Well, for one thing, just because your email program doesn't let you display
them, that doesn't mean you can't see them in your text editor.  If I
sent you a Perl program as an attachment I'm sure the "bizarre"
characters would come through fine.

The data in the file would, of course, be preserved, but that doesn't mean I could read it. Like when I was writing my earlier mail.
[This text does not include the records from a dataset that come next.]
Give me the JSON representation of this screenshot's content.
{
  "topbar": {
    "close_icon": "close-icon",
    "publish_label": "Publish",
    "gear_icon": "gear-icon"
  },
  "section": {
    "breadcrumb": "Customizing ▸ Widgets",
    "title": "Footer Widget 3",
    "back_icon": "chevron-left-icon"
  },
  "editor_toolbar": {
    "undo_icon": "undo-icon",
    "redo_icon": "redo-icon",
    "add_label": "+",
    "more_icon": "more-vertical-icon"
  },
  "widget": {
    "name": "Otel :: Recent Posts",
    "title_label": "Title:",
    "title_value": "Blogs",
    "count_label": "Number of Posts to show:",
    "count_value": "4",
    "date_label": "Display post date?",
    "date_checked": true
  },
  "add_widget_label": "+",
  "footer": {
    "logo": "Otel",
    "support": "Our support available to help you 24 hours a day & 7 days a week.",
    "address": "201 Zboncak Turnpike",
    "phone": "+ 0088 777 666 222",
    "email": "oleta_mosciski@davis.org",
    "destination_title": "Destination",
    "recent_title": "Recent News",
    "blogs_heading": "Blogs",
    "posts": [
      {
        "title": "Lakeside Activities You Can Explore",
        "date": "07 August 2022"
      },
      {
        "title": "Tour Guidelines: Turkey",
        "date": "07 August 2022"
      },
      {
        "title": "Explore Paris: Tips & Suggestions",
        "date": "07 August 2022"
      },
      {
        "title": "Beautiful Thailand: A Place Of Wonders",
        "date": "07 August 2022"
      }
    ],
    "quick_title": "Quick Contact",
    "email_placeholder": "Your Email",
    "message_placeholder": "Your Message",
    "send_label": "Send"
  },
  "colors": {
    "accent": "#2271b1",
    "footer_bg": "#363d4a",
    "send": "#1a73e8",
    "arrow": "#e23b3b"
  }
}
And for another thing, what bizarre email system are you using that in
2004 can't even handle Latin-1?

My console can be any of several platforms - in the last couple of weeks it has been a Linux box, a Windows PC, a Mac, a Sun workstation, and a real vt320 attached to a Sun. My mail sits on a hosted Linux box. To read it, I sometimes ssh in to the machine and read it using mutt in screen. At other times I read it using Mozilla Thunderbird over IMAP. In Thunderbird, the odd characters show up. But when I'm using a terminal session, I have found that the only practical way of getting consistent behaviour wherever I am is to use TERM=vt100. Windows is, of course, the main culprit in forcing me to vt100 emulation.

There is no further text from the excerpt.